In 1933/4, Baddeley constituted a new archdeaconry of Southern Melanesia; followed in 1934 by that of Northern Melanesia (or "for New Britain and the Goldfields"), and in 1934/5 Ralph De Voil was collated the last Archdeacon of Northern Melanesia. De Voil was both priest-in-charge of St George's Rabaul and archdeacon until he returned to Great Britain in 1937.

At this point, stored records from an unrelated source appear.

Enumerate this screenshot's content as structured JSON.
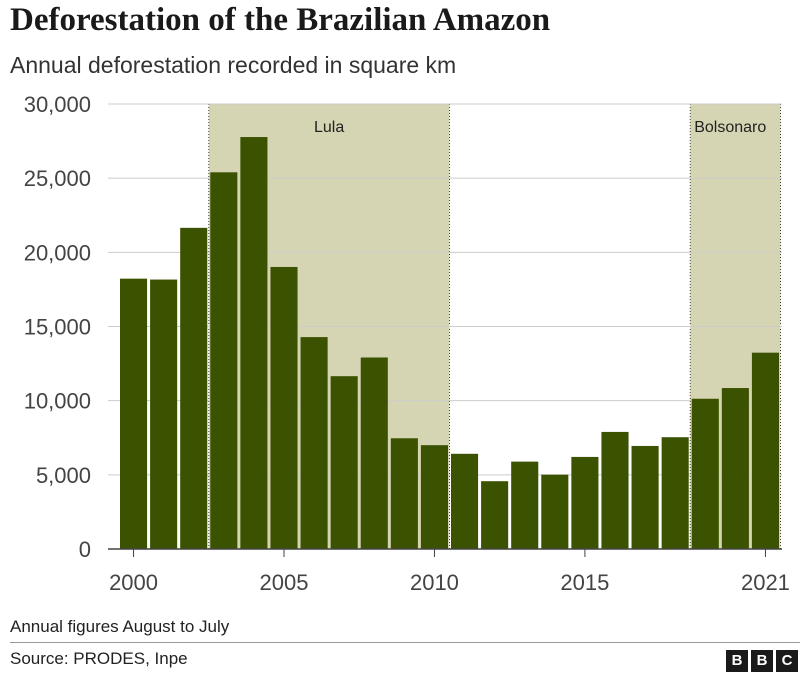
{
  "chart_data": {
    "type": "bar",
    "title": "Deforestation of the Brazilian Amazon",
    "subtitle": "Annual deforestation recorded in square km",
    "xlabel": "",
    "ylabel": "",
    "ylim": [
      0,
      30000
    ],
    "yticks": [
      0,
      5000,
      10000,
      15000,
      20000,
      25000,
      30000
    ],
    "ytick_labels": [
      "0",
      "5,000",
      "10,000",
      "15,000",
      "20,000",
      "25,000",
      "30,000"
    ],
    "xtick_years": [
      2000,
      2005,
      2010,
      2015,
      2021
    ],
    "xtick_labels": [
      "2000",
      "2005",
      "2010",
      "2015",
      "2021"
    ],
    "categories": [
      2000,
      2001,
      2002,
      2003,
      2004,
      2005,
      2006,
      2007,
      2008,
      2009,
      2010,
      2011,
      2012,
      2013,
      2014,
      2015,
      2016,
      2017,
      2018,
      2019,
      2020,
      2021
    ],
    "values": [
      18226,
      18165,
      21651,
      25396,
      27772,
      19014,
      14286,
      11651,
      12911,
      7464,
      7000,
      6418,
      4571,
      5891,
      5012,
      6207,
      7893,
      6947,
      7536,
      10129,
      10851,
      13235
    ],
    "bar_color": "#3b5200",
    "grid": true,
    "periods": [
      {
        "label": "Lula",
        "start_year": 2003,
        "end_year": 2010,
        "color": "#d6d5b3"
      },
      {
        "label": "Bolsonaro",
        "start_year": 2019,
        "end_year": 2021,
        "color": "#d6d5b3"
      }
    ]
  },
  "footer": {
    "note": "Annual figures August to July",
    "source": "Source: PRODES, Inpe",
    "logo_letters": [
      "B",
      "B",
      "C"
    ]
  }
}
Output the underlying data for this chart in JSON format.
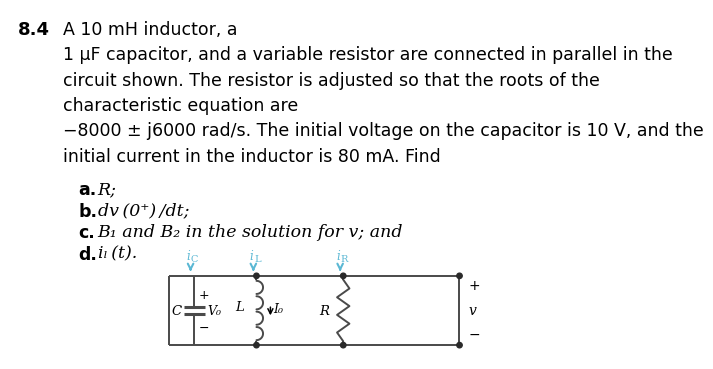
{
  "bg_color": "#ffffff",
  "text_color": "#000000",
  "cyan_color": "#5bb8d4",
  "problem_number": "8.4",
  "line1": "A 10 mH inductor, a",
  "line2": "1 μF capacitor, and a variable resistor are connected in parallel in the",
  "line3": "circuit shown. The resistor is adjusted so that the roots of the",
  "line4": "characteristic equation are",
  "line5": "−8000 ± j6000 rad/s. The initial voltage on the capacitor is 10 V, and the",
  "line6": "initial current in the inductor is 80 mA. Find",
  "font_size_main": 12.5,
  "font_size_num": 13,
  "circuit_lw": 1.4,
  "wire_color": "#4a4a4a",
  "dot_color": "#2a2a2a"
}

Archdeacons of Southern Melanesia
- 1894-1902: John Palmer
- 1902–1913: Thomas Cullwick
- December 1933 – 1935: Richard Godfrey
- 13 July 1935 – 1939: Alfred Teall

==Recent elections==
The college of electors, who choose the new primate during a vacancy, last met from 3–5 March 2009, to carry out their electoral duties following Pogo's retirement. They elected David Vunagi, Bishop of Temotu, as the new Archbishop of Melanesia. He was therefore translated to the Diocese of Central Melanesia and became the Archbishop of Melanesia ex officio. He was enthroned on the Feast of Pentecost, 31 May 2009. He left office on 6 September 2015, being replaced as acting Primate by Nathan Tome. On 12 February 2016, George Takeli was elected to become the new Archbishop of Melanesia. He was enthroned on 17 April 2016 at Saint Barnabas' Provincial Cathedral, Honiara.